In general, a processor of said monitor 102 controls various latching mechanisms to activate one of voltage-to-current converters 112, 114 at a time. Once activated, the converters 112, 114 provide a current through conductors of the cable 106 to an associated LED 116, 118 of the sensor 104. Thus, the processor may output appropriate latching signals to the driving circuit 108 to precisely control a duty cycle and current level for each of the LEDs 116, 118, and ensure that the LEDs 116, 118 are activated one at a time. Examples of the driver circuitry of FIG. 1 are disclosed in U.S. Pat. No. 6,157,850. The '850 patent disclosure is incorporated in its entirety by reference herein.
In contrast to the driving circuit 108 and light source 110 of FIG. 1, FIG. 2 illustrates a patient monitoring system 200 including a patient monitor 202 communicating with a noninvasive optical sensor 204 through a cable 206. As shown in FIG. 2, the monitor 202 displays calculated measurements derived at least in part from processing an output signal from the sensor 204 indicative of light attenuated by pulsing blood.
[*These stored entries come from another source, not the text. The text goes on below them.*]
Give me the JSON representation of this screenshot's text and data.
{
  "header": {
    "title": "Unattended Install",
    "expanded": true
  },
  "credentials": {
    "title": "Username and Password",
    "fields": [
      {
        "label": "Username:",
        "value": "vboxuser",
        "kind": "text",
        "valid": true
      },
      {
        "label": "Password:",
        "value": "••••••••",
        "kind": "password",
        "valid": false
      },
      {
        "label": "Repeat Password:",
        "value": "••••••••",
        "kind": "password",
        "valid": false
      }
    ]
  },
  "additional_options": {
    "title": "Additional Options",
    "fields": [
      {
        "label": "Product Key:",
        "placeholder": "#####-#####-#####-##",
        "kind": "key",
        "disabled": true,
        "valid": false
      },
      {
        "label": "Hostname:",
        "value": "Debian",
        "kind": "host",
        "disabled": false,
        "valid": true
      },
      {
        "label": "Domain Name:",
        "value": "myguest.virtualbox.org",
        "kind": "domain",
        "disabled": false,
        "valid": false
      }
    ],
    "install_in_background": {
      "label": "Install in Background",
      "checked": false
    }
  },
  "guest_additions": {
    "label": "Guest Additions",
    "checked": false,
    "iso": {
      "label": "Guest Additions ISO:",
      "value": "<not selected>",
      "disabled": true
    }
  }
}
As shown in FIG. 2, the monitor 202 includes a driving circuit 208 configured to drive a sensor light source 210, such as, a grid array of LEDs capable of emitting light at different wavelengths of radiation.
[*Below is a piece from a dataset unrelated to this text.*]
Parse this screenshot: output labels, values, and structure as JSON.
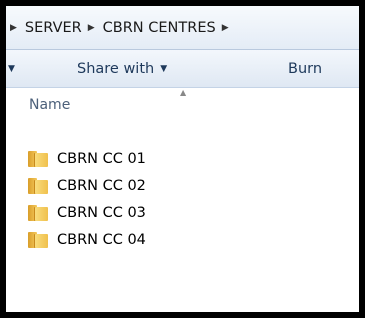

In general, the driving circuit 208 includes a plurality of row drivers 220 and a plurality of column drivers 222, the activation of a particular row driver and a particular column driver corresponds to the activation of one or a group of LEDs arranged at a corresponding node in a grid of rows 224 and columns 226. Such activation is controlled through one or more processors of said monitor 202 in order to precisely control a duty cycle for each of the LEDs in the grid array, including LEDs 216, 218. For example, row and column drivers 220, 222 function together as switches to Vcc and current sinks, respectively, to activate LEDs and function as switches to ground and Vcc, respectively, to deactivate LEDs. This push-pull drive configuration advantageously prevents parasitic current flow, and thus, parasitic activation, in deactivated LEDs. In a particular embodiment, one row drive line 224 is switched to Vcc at a time. Examples of the driver circuitry of FIG. 2 are disclosed in U.S. Pat. App. Pub. No. 2006/0241363. The '363 patent application's disclosure is incorporated by reference in its entirety herein.